A tua immagine sembra amalgamare con sapienza un’ampia varietà di fonti (tematiche quanto teatrali, ma anche letterarie, cinematografiche) in un tutt’uno organico ben calibrato e ritmato, in una composizione accorta che non lascia distrarre neanche per un minuto, perché quando la struttura è sul punto di sfilacciarsi e lasciarsi andare è già pronta una nuova trovata a riacchiappare quegli sguardi che si stavano per allontanare. Al centro, un processo preciso e divertente di demistificazione dei dogmi e delle contraddizioni con cui la religione – non solo cattolica – si è imposta come potere secolare; la riflessione sulle strutture fondanti del tuttora inevitabile riferimento che da spirituale tenta l’esclusiva socio-culturale, si rivela immediatamente un attraversamento, sempre puntuale e non didascalico, dei topos della condizione umana (dal conflitto generazionale alla famiglia, dalla dimensione di coppia alla rivalsa del potere individuale). È curioso notare poi, come queste linee narrative e sceniche ben sviluppate, in certi momenti sembrino lasciare spazio a una altrettanto profonda critica degli schemi fondamentali del sistema teatrale, dove il rapporto umano/divino si trasforma in quello fra attore e regista.

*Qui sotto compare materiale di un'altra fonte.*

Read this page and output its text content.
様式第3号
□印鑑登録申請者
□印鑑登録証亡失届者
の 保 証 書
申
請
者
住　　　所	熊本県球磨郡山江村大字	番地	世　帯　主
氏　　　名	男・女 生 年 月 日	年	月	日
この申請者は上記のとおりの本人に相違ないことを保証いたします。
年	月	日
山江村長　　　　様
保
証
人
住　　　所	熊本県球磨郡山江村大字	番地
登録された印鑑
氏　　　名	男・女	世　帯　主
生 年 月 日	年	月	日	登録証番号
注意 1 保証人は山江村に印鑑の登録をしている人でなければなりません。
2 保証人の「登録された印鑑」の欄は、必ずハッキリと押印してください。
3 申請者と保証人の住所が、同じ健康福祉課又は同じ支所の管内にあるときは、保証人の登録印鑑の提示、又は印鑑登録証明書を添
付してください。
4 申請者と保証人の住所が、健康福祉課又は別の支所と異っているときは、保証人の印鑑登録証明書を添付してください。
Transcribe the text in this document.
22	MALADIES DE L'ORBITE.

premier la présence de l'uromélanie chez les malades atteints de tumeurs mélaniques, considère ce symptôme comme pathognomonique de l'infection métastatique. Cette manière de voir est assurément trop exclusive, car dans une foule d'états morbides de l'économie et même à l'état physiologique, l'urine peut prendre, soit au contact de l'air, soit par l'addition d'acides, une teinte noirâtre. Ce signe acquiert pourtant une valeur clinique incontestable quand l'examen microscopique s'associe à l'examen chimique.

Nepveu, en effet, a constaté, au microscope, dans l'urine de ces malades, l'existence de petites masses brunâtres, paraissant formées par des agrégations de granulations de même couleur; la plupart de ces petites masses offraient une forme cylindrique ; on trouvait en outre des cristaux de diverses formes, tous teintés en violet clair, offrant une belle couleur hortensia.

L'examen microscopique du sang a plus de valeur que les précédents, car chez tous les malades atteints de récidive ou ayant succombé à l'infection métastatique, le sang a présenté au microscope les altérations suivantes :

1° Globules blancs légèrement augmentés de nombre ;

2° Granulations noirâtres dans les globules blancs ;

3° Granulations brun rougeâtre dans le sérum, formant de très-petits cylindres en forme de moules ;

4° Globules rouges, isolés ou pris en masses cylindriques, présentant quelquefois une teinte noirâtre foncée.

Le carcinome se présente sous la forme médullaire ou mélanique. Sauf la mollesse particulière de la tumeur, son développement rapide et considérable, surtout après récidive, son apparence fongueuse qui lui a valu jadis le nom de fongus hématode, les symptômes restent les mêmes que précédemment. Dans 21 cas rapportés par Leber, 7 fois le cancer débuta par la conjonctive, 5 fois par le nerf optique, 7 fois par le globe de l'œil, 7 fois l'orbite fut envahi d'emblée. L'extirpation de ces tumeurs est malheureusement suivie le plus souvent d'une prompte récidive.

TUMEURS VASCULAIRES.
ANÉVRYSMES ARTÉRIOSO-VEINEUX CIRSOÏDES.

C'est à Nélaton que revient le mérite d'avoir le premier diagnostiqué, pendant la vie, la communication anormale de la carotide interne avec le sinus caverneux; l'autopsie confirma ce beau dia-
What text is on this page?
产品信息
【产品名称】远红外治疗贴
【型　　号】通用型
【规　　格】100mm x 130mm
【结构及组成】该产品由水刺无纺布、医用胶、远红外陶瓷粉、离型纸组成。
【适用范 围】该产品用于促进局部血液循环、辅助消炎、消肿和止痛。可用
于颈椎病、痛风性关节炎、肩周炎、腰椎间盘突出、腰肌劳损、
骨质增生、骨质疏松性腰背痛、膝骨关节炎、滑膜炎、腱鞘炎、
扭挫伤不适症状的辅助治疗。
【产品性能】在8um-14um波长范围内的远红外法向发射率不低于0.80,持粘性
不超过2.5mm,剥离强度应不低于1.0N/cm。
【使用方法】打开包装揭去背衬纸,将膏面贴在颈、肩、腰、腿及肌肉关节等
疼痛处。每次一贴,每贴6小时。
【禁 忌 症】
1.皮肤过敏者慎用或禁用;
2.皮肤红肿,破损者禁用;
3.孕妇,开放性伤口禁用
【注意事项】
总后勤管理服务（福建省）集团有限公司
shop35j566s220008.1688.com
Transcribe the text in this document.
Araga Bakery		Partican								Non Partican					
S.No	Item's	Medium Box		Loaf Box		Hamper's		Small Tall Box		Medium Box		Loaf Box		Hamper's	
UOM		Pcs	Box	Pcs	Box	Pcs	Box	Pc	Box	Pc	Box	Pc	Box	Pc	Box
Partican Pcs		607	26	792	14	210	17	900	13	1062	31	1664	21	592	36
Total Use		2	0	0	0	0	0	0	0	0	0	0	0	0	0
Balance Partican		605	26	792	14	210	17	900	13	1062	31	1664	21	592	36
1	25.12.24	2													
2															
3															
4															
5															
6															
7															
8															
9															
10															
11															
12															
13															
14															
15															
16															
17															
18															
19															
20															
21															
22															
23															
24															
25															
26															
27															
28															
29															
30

I tre attori di Odemà, in un excursus preciso e leggero, sanno così mettere in luce le contraddizioni alla base del pensiero occidentale – religioso, culturale o sociale che sia – usando “solo” un pacchetto di figurine (dei diversi modi in cui sono stati uccisi i martiri cristiani) e tante altre piccole trovate sceniche, senza rischiare il didascalismo né la deriva kitsch. Forse, il vero punto di forza di tutto il lavoro, più che inventare un proprio linguaggio inedito, si trova proprio nella coscienza e nella precisione con cui è affrontato il processo compositivo, che si fonda sull’intreccio fra riferimenti colti e cultura pop, fra differenti generi teatrali e linguaggi artistici.
Li avevamo scoperti grazie alla segnalazione del Premio Scenario nel 2009; li ritroviamo dopo due anni ancora più grotteschi e “guitti”, sempre profondamente irriverenti ed espressionisti, calcati come sono dalle smorfie e dalla ribaltina d’avanspettacolo; fra tutta la sporcizia voluta, la polvere di palcoscenico si potrebbe dire, sono cresciuti guizzi individuali e una sinergia attoriale di tutto rispetto – che ci si augura possa trovare presto nuovi progetti e ulteriori esiti dopo questa prima promessa ben mantenuta nei suoi due anni di maturazione.